Of course, in addition to the books that I'll be reading over the coming 40 days (discussed yesterday), there are a number of books that helped inspire and cultivate this project idea in its infancy. They basically fall in two categories.
The first category includes what I have taken to calling "project books," which are autobiographical accounts of people who set themselves some specific goal and then go about trying to make it happen. Accounts like the ones below helped me get in a mindset for a project like this in the first place, even before I had an actual idea for what my particular project would be.
- The Know-It-All: One Man's Humble Quest to Become the Smartest Person in the World by A.J. Jacobs: Jacobs reads every word of the Encyclopedia Britannica, from A to Z, and writes about the amazing experience.
- The Year of Living Biblically: One Man's Humble Quest to Follow the Bible as Literally as Possible by A.J. Jacobs: In this book, Jacobs attempts to follow the Old Testament laws as closely as possible, even going so far as to drop stones on peoples' shoes in order to "stone" them. Jacobs is a fantastic author, and his account is highly engaging. This is the inspiration (along with the Bible itself, of course) for Ed Dobson's The Year of Living Like Jesus. Jacobs, in fact, wrote the forward to Dobson's book.
- The Good Book: The Bizarre, Hilarious, Disturbing, Marvelous, and Inspiring Things I Learned When I Read Every Single Word of the Bible by David Plotz: Plotz reads the Old Testament from beginning to end, commenting as he goes on what occurs to him. I have attempted to do a similar project, though more piecemeal, over at my Philosopher's Stone blog. I'm still in Leviticus, but I think that's mostly because I haven't set definite goals on this one.
- No Impact Man: The Adventures of a Guilty Liberal Who Attempts to Save the Planet, and the Discoveries He Makes About Himself and Our Way of Life in the Process by Colin Beavan: Beavan attempts to generate no net environmental impact, and the story is truly astounding. It really made me think about the overall impact of even seemingly small decisions, such as choosing to use disposable diapers or getting take-out food.
In addition, I've also read a number of books that have stressed the importance of philanthropy, which have of course also set the seeds of this project in my mind:
- Me to We: Finding Meaning in a Material World by Craig Kielburger & Marc Kielburger: This was a great book, really exploring the stories of two brothers who devote themselves to charitable work, and in fact a whole movement of the upcoming generation who is choosing to turn its back on the materialism that is at the heart of so much of modern American life.
- The 5 Lessons a Millionaire Taught Me About Life and Wealth by Richard Paul Evans: I read this book right as I was getting ready to marry Amber and begin my life as a family man, and it had a profound effect on my views about money and success. The fifth lesson is "Give Back." In fact, many books on finance and success emphasize the importance of this.
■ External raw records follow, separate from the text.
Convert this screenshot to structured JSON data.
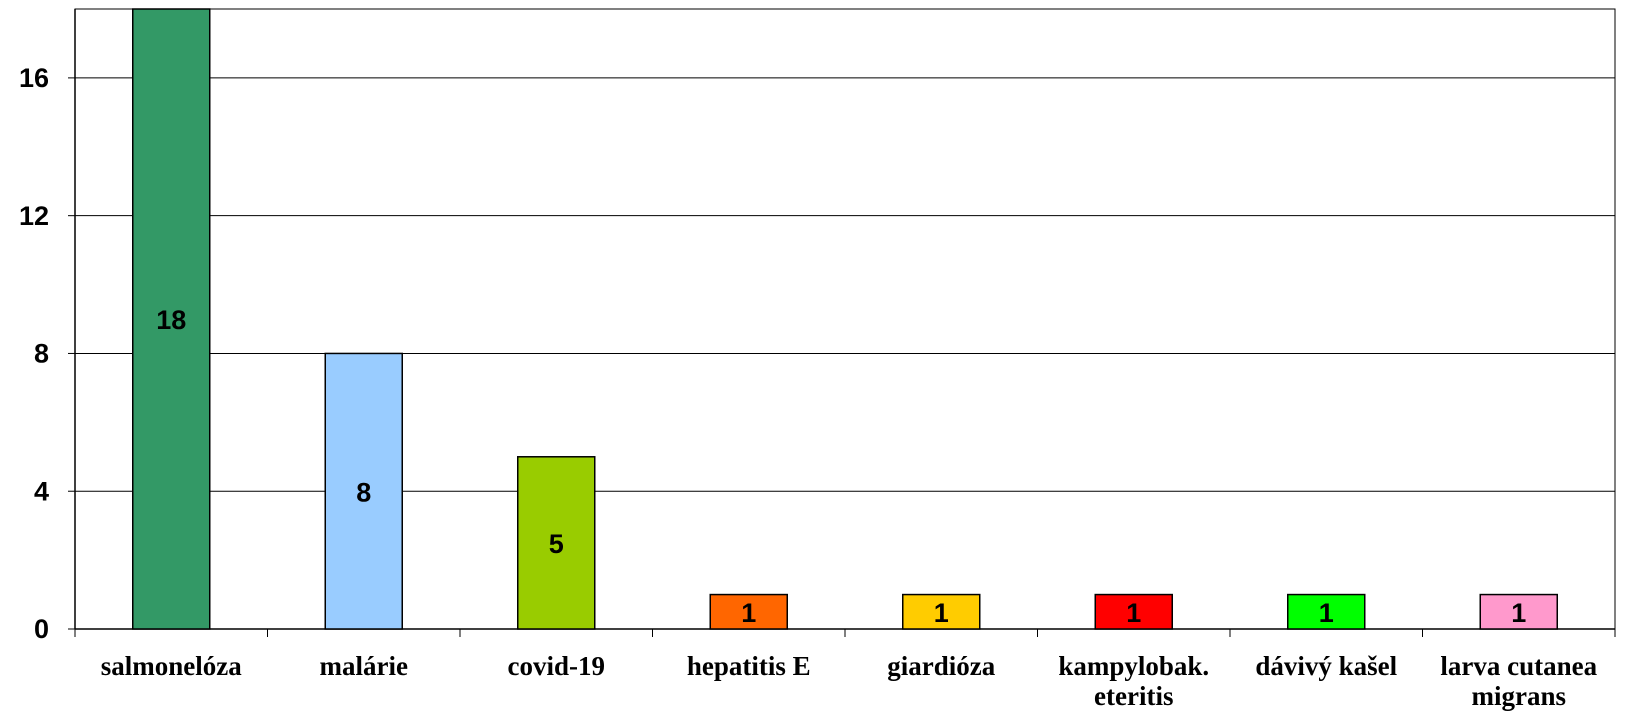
{
  "chart_data": {
    "type": "bar",
    "categories": [
      "salmonelóza",
      "malárie",
      "covid-19",
      "hepatitis E",
      "giardióza",
      "kampylobak. eteritis",
      "dávivý kašel",
      "larva cutanea migrans"
    ],
    "values": [
      18,
      8,
      5,
      1,
      1,
      1,
      1,
      1
    ],
    "colors": [
      "#339966",
      "#99ccff",
      "#99cc00",
      "#ff6600",
      "#ffcc00",
      "#ff0000",
      "#00ff00",
      "#ff99cc"
    ],
    "ylim": [
      0,
      18
    ],
    "yticks": [
      0,
      4,
      8,
      12,
      16
    ],
    "grid": true
  }
}
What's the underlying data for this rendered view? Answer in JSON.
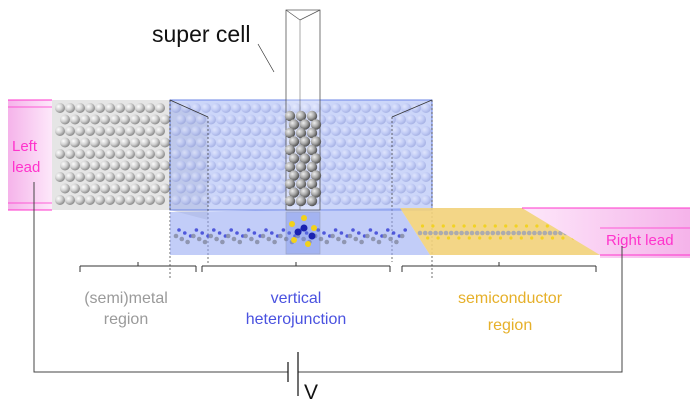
{
  "labels": {
    "super_cell": "super cell",
    "left_lead": [
      "Left",
      "lead"
    ],
    "right_lead": "Right lead",
    "semimetal_region": [
      "(semi)metal",
      "region"
    ],
    "vertical_heterojunction": [
      "vertical",
      "heterojunction"
    ],
    "semiconductor_region": [
      "semiconductor",
      "region"
    ],
    "voltage": "V"
  },
  "colors": {
    "lead": "#ff33cc",
    "lead_fill": "#f7bff0",
    "semimetal_text": "#9a9a9a",
    "heterojunction_text": "#4a52e0",
    "semiconductor_text": "#e6b02a",
    "overlay_blue": "#7b93f2",
    "semiconductor_fill": "#f2d27a",
    "semimetal_fill": "#d9d9d9",
    "blue_atoms": "#3b43d6",
    "yellow_atoms": "#f2d11a",
    "wire": "#444444"
  }
}
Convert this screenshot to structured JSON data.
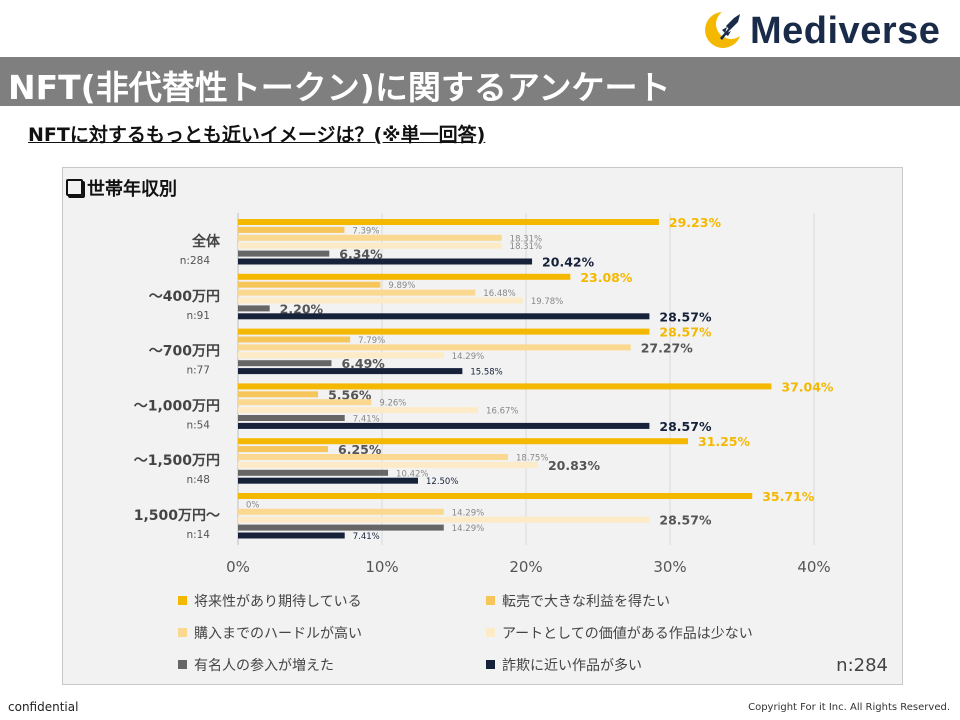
{
  "brand": {
    "name": "Mediverse",
    "accent": "#f5b800",
    "navy": "#1a2b4a"
  },
  "header": {
    "title": "NFT(非代替性トークン)に関するアンケート",
    "question": "NFTに対するもっとも近いイメージは？(※単一回答)"
  },
  "panel": {
    "title": "世帯年収別",
    "n_total": "n:284"
  },
  "footer": {
    "left": "confidential",
    "right": "Copyright For it Inc. All Rights Reserved."
  },
  "chart_data": {
    "type": "bar",
    "orientation": "horizontal",
    "title": "世帯年収別",
    "xlim": [
      0,
      40
    ],
    "xticks": [
      "0%",
      "10%",
      "20%",
      "30%",
      "40%"
    ],
    "categories": [
      {
        "label": "全体",
        "n": "n:284"
      },
      {
        "label": "～400万円",
        "n": "n:91"
      },
      {
        "label": "～700万円",
        "n": "n:77"
      },
      {
        "label": "～1,000万円",
        "n": "n:54"
      },
      {
        "label": "～1,500万円",
        "n": "n:48"
      },
      {
        "label": "1,500万円～",
        "n": "n:14"
      }
    ],
    "series": [
      {
        "name": "将来性があり期待している",
        "color": "#f5b800",
        "label_color": "#f5b800",
        "values": [
          29.23,
          23.08,
          28.57,
          37.04,
          31.25,
          35.71
        ],
        "labels": [
          "29.23%",
          "23.08%",
          "28.57%",
          "37.04%",
          "31.25%",
          "35.71%"
        ],
        "emph": [
          true,
          true,
          true,
          true,
          true,
          true
        ]
      },
      {
        "name": "転売で大きな利益を得たい",
        "color": "#f7c65a",
        "label_color": "#888888",
        "values": [
          7.39,
          9.89,
          7.79,
          5.56,
          6.25,
          0
        ],
        "labels": [
          "7.39%",
          "9.89%",
          "7.79%",
          "5.56%",
          "6.25%",
          "0%"
        ],
        "emph": [
          false,
          false,
          false,
          true,
          true,
          false
        ]
      },
      {
        "name": "購入までのハードルが高い",
        "color": "#fad88f",
        "label_color": "#888888",
        "values": [
          18.31,
          16.48,
          27.27,
          9.26,
          18.75,
          14.29
        ],
        "labels": [
          "18.31%",
          "16.48%",
          "27.27%",
          "9.26%",
          "18.75%",
          "14.29%"
        ],
        "emph": [
          false,
          false,
          true,
          false,
          false,
          false
        ]
      },
      {
        "name": "アートとしての価値がある作品は少ない",
        "color": "#fcebc6",
        "label_color": "#888888",
        "values": [
          18.31,
          19.78,
          14.29,
          16.67,
          20.83,
          28.57
        ],
        "labels": [
          "18.31%",
          "19.78%",
          "14.29%",
          "16.67%",
          "20.83%",
          "28.57%"
        ],
        "emph": [
          false,
          false,
          false,
          false,
          true,
          true
        ]
      },
      {
        "name": "有名人の参入が増えた",
        "color": "#666666",
        "label_color": "#888888",
        "values": [
          6.34,
          2.2,
          6.49,
          7.41,
          10.42,
          14.29
        ],
        "labels": [
          "6.34%",
          "2.20%",
          "6.49%",
          "7.41%",
          "10.42%",
          "14.29%"
        ],
        "emph": [
          true,
          true,
          true,
          false,
          false,
          false
        ]
      },
      {
        "name": "詐欺に近い作品が多い",
        "color": "#16213a",
        "label_color": "#16213a",
        "values": [
          20.42,
          28.57,
          15.58,
          28.57,
          12.5,
          7.41
        ],
        "labels": [
          "20.42%",
          "28.57%",
          "15.58%",
          "28.57%",
          "12.50%",
          "7.41%"
        ],
        "emph": [
          true,
          true,
          false,
          true,
          false,
          false
        ]
      }
    ]
  }
}
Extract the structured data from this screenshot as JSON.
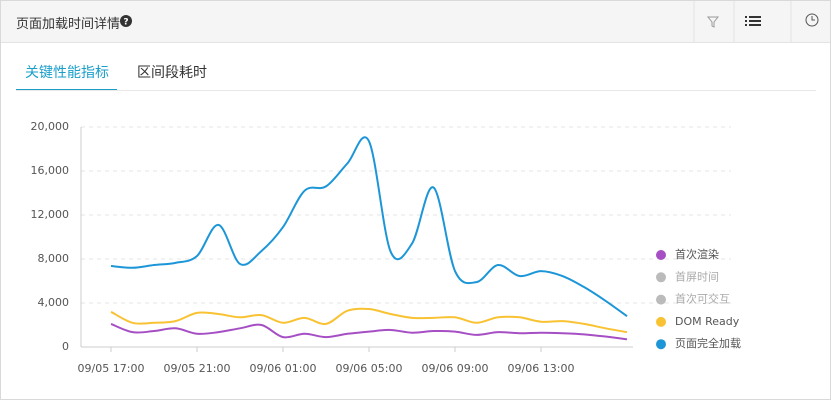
{
  "header": {
    "title": "页面加载时间详情"
  },
  "tabs": [
    "关键性能指标",
    "区间段耗时"
  ],
  "chart_data": {
    "type": "line",
    "categories": [
      "09/05 17:00",
      null,
      null,
      null,
      "09/05 21:00",
      null,
      null,
      null,
      "09/06 01:00",
      null,
      null,
      null,
      "09/06 05:00",
      null,
      null,
      null,
      "09/06 09:00",
      null,
      null,
      null,
      "09/06 13:00",
      null,
      null,
      null,
      null
    ],
    "series": [
      {
        "name": "首次渲染",
        "color": "#a64fc4",
        "values": [
          2100,
          1350,
          1450,
          1700,
          1200,
          1350,
          1700,
          2000,
          900,
          1200,
          900,
          1200,
          1400,
          1550,
          1300,
          1450,
          1400,
          1100,
          1350,
          1250,
          1300,
          1250,
          1150,
          950,
          700
        ]
      },
      {
        "name": "首屏时间",
        "color": "#bbbbbb",
        "visible": false
      },
      {
        "name": "首次可交互",
        "color": "#bbbbbb",
        "visible": false
      },
      {
        "name": "DOM Ready",
        "color": "#f8c232",
        "values": [
          3200,
          2200,
          2200,
          2350,
          3100,
          3000,
          2700,
          2900,
          2200,
          2650,
          2100,
          3300,
          3450,
          3000,
          2650,
          2650,
          2700,
          2200,
          2700,
          2700,
          2300,
          2350,
          2100,
          1700,
          1350
        ]
      },
      {
        "name": "页面完全加载",
        "color": "#1d96d8",
        "values": [
          7360,
          7200,
          7450,
          7650,
          8270,
          11100,
          7550,
          8730,
          10900,
          14200,
          14600,
          16700,
          18700,
          8700,
          9400,
          14500,
          6900,
          5900,
          7450,
          6450,
          6900,
          6450,
          5450,
          4200,
          2800
        ]
      }
    ],
    "ylim": [
      0,
      20000
    ],
    "yticks": [
      0,
      {
        "value": 4000,
        "label": "4,000"
      },
      {
        "value": 8000,
        "label": "8,000"
      },
      {
        "value": 12000,
        "label": "12,000"
      },
      {
        "value": 16000,
        "label": "16,000"
      },
      {
        "value": 20000,
        "label": "20,000"
      }
    ],
    "grid": true
  }
}
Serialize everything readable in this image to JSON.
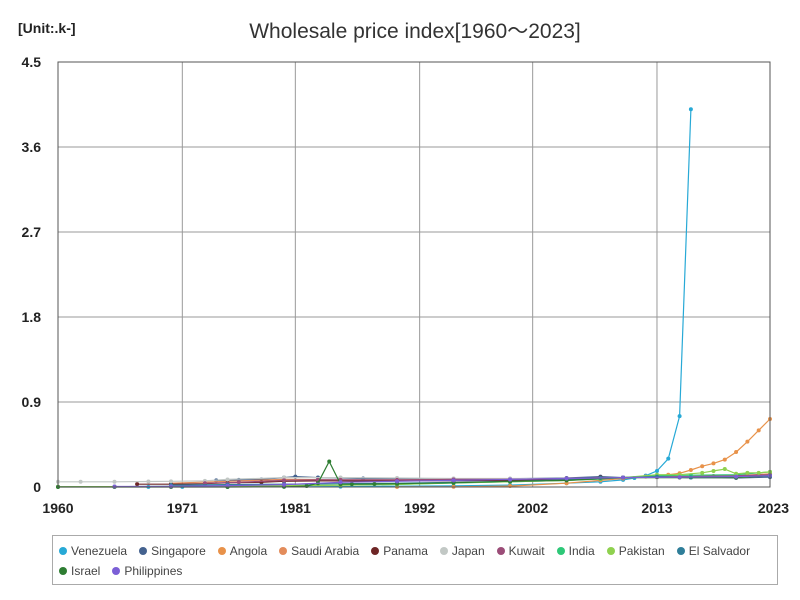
{
  "unit_label": "[Unit:.k-]",
  "chart_data": {
    "type": "line",
    "title": "Wholesale price index[1960～2023]",
    "xlabel": "",
    "ylabel": "",
    "xlim": [
      1960,
      2023
    ],
    "ylim": [
      0,
      4.5
    ],
    "xticks": [
      1960,
      1971,
      1981,
      1992,
      2002,
      2013,
      2023
    ],
    "yticks": [
      0,
      0.9,
      1.8,
      2.7,
      3.6,
      4.5
    ],
    "ytick_labels": [
      "0",
      "0.9",
      "1.8",
      "2.7",
      "3.6",
      "4.5"
    ],
    "grid": true,
    "legend_position": "bottom",
    "series": [
      {
        "name": "Venezuela",
        "color": "#27a9d6",
        "x": [
          1968,
          1971,
          1975,
          1980,
          1985,
          1990,
          1995,
          2000,
          2005,
          2008,
          2010,
          2011,
          2012,
          2013,
          2014,
          2015,
          2016
        ],
        "y": [
          0.001,
          0.001,
          0.001,
          0.002,
          0.004,
          0.008,
          0.012,
          0.02,
          0.04,
          0.055,
          0.075,
          0.095,
          0.12,
          0.17,
          0.3,
          0.75,
          4.0
        ]
      },
      {
        "name": "Singapore",
        "color": "#44628f",
        "x": [
          1974,
          1976,
          1978,
          1980,
          1981,
          1983,
          1985,
          1987,
          1990,
          1995,
          2000,
          2005,
          2008,
          2010,
          2013,
          2016,
          2020,
          2023
        ],
        "y": [
          0.07,
          0.075,
          0.08,
          0.1,
          0.11,
          0.1,
          0.095,
          0.09,
          0.09,
          0.088,
          0.088,
          0.095,
          0.11,
          0.1,
          0.105,
          0.1,
          0.095,
          0.105
        ]
      },
      {
        "name": "Angola",
        "color": "#e8924a",
        "x": [
          1990,
          1995,
          2000,
          2005,
          2008,
          2010,
          2012,
          2014,
          2015,
          2016,
          2017,
          2018,
          2019,
          2020,
          2021,
          2022,
          2023
        ],
        "y": [
          0.001,
          0.002,
          0.01,
          0.04,
          0.07,
          0.09,
          0.11,
          0.13,
          0.145,
          0.18,
          0.22,
          0.25,
          0.29,
          0.37,
          0.48,
          0.6,
          0.72
        ]
      },
      {
        "name": "Saudi Arabia",
        "color": "#e38c5b",
        "x": [
          1970,
          1975,
          1980,
          1985,
          1990,
          1995,
          2000,
          2005,
          2010,
          2013,
          2015,
          2018,
          2020,
          2023
        ],
        "y": [
          0.04,
          0.06,
          0.08,
          0.075,
          0.075,
          0.08,
          0.08,
          0.09,
          0.1,
          0.11,
          0.11,
          0.115,
          0.12,
          0.14
        ]
      },
      {
        "name": "Panama",
        "color": "#6e2626",
        "x": [
          1967,
          1970,
          1973,
          1975,
          1978,
          1980,
          1983,
          1985,
          1990,
          1995,
          2000,
          2005,
          2008,
          2010,
          2013,
          2016,
          2020,
          2023
        ],
        "y": [
          0.03,
          0.03,
          0.035,
          0.045,
          0.05,
          0.06,
          0.065,
          0.065,
          0.065,
          0.068,
          0.07,
          0.08,
          0.1,
          0.1,
          0.11,
          0.1,
          0.11,
          0.12
        ]
      },
      {
        "name": "Japan",
        "color": "#c2c8c5",
        "x": [
          1960,
          1962,
          1965,
          1968,
          1970,
          1973,
          1975,
          1980,
          1985,
          1990,
          1995,
          2000,
          2005,
          2010,
          2013,
          2016,
          2020,
          2023
        ],
        "y": [
          0.055,
          0.055,
          0.055,
          0.058,
          0.06,
          0.065,
          0.08,
          0.1,
          0.1,
          0.095,
          0.09,
          0.09,
          0.09,
          0.1,
          0.1,
          0.1,
          0.1,
          0.12
        ]
      },
      {
        "name": "Kuwait",
        "color": "#9b4d78",
        "x": [
          1973,
          1976,
          1980,
          1983,
          1985,
          1990,
          1995,
          2000,
          2005,
          2008,
          2010,
          2013,
          2015,
          2018,
          2020,
          2023
        ],
        "y": [
          0.04,
          0.05,
          0.07,
          0.075,
          0.075,
          0.075,
          0.08,
          0.08,
          0.09,
          0.095,
          0.1,
          0.105,
          0.11,
          0.115,
          0.12,
          0.13
        ]
      },
      {
        "name": "India",
        "color": "#2ec878",
        "x": [
          1960,
          1965,
          1970,
          1975,
          1980,
          1985,
          1990,
          1995,
          2000,
          2005,
          2008,
          2010,
          2013,
          2016,
          2020,
          2023
        ],
        "y": [
          0.003,
          0.004,
          0.006,
          0.01,
          0.015,
          0.02,
          0.028,
          0.042,
          0.055,
          0.07,
          0.085,
          0.1,
          0.12,
          0.125,
          0.13,
          0.16
        ]
      },
      {
        "name": "Pakistan",
        "color": "#8fd14f",
        "x": [
          1960,
          1965,
          1970,
          1975,
          1980,
          1985,
          1990,
          1995,
          2000,
          2005,
          2008,
          2010,
          2013,
          2015,
          2017,
          2018,
          2019,
          2020,
          2021,
          2022,
          2023
        ],
        "y": [
          0.003,
          0.004,
          0.005,
          0.01,
          0.015,
          0.02,
          0.028,
          0.045,
          0.055,
          0.07,
          0.09,
          0.1,
          0.13,
          0.13,
          0.15,
          0.17,
          0.19,
          0.14,
          0.15,
          0.15,
          0.16
        ]
      },
      {
        "name": "El Salvador",
        "color": "#2f7e99",
        "x": [
          1970,
          1975,
          1980,
          1985,
          1990,
          1995,
          2000,
          2005,
          2008,
          2010,
          2013,
          2016,
          2020,
          2023
        ],
        "y": [
          0.02,
          0.025,
          0.03,
          0.035,
          0.04,
          0.05,
          0.06,
          0.075,
          0.095,
          0.1,
          0.11,
          0.1,
          0.105,
          0.115
        ]
      },
      {
        "name": "Israel",
        "color": "#2e7d32",
        "x": [
          1960,
          1965,
          1970,
          1975,
          1980,
          1982,
          1983,
          1984,
          1985,
          1986,
          1988,
          1990,
          1995,
          2000,
          2005,
          2010,
          2015,
          2020,
          2023
        ],
        "y": [
          0.0,
          0.0,
          0.0,
          0.0,
          0.002,
          0.01,
          0.04,
          0.27,
          0.03,
          0.03,
          0.032,
          0.035,
          0.045,
          0.06,
          0.07,
          0.1,
          0.1,
          0.1,
          0.12
        ]
      },
      {
        "name": "Philippines",
        "color": "#7b5fd6",
        "x": [
          1965,
          1970,
          1975,
          1980,
          1985,
          1990,
          1995,
          2000,
          2005,
          2010,
          2015,
          2020,
          2023
        ],
        "y": [
          0.005,
          0.007,
          0.015,
          0.025,
          0.05,
          0.06,
          0.07,
          0.08,
          0.09,
          0.1,
          0.105,
          0.11,
          0.12
        ]
      }
    ]
  }
}
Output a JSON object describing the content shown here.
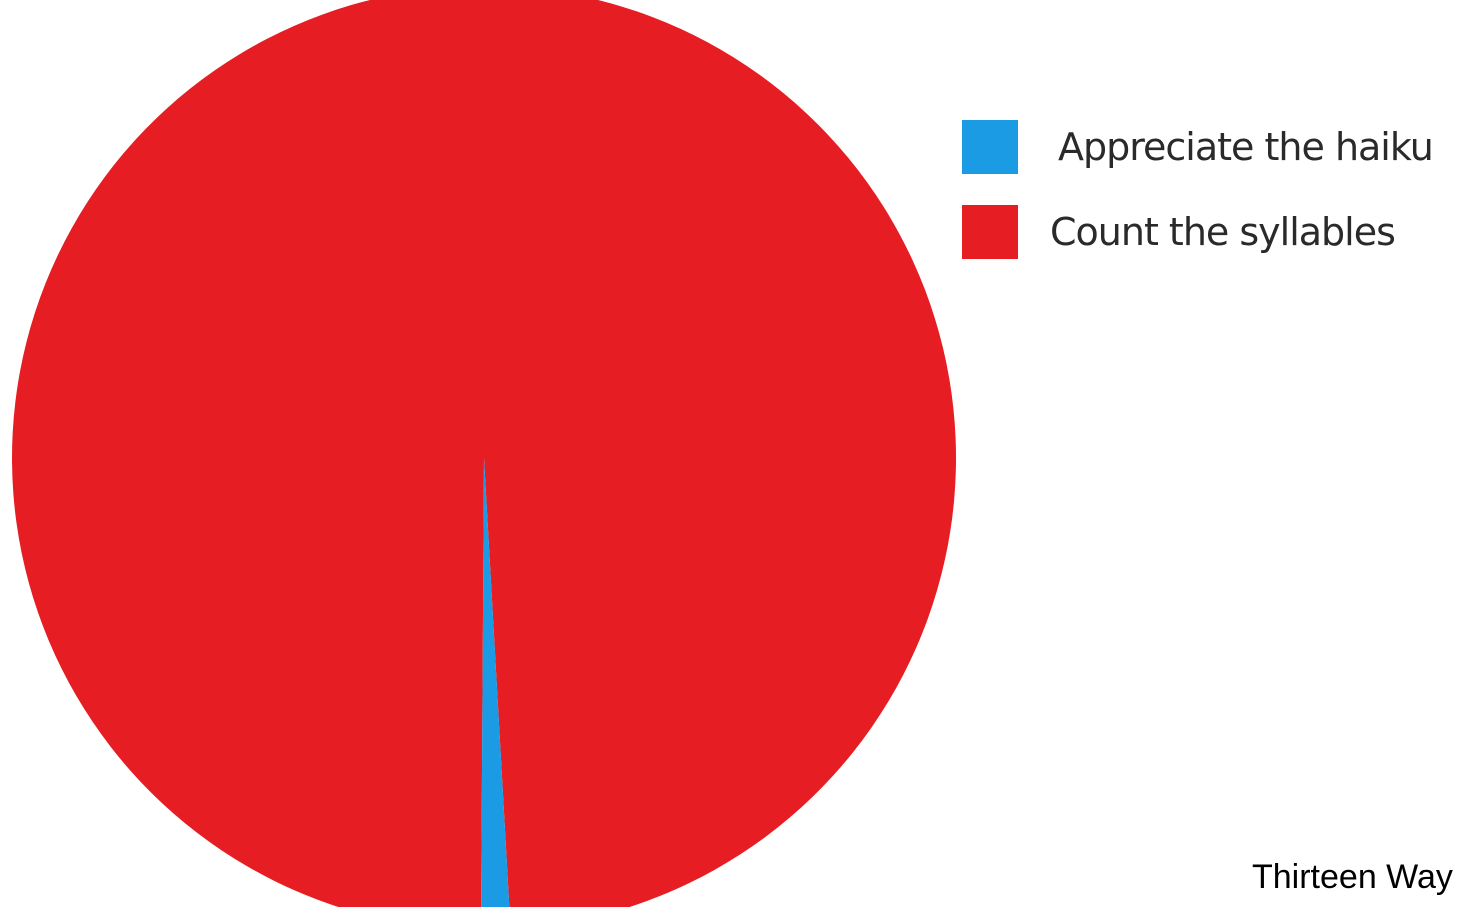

In addition to Amber's influence, it was this book that made me decide to begin giving a portion of my salary to charity, even when I felt I didn't have the excess to spare.
- The Blessed Life: The Simple Secret of Achieving Guaranteed Financial Results by Robert Morris: This is a Christian-based book, which I bought from our church after watching a compelling video series based on it during the Christmas season of 2009. While I certainly think the "Guaranteed" in the title is a bit disingenuous (especially since the author says repeatedly that financial rewards are not guaranteed, even while implying strongly that they are guaranteed - you can't have it both ways, Reverend Morris!), I was intrigued at the strong argument he makes for how important giving, and specifically tithing, is. It's laced throughout the Bible, in places that I would never have expected. I'll discuss some of the thoughts on "tithing" that came out of this book later on.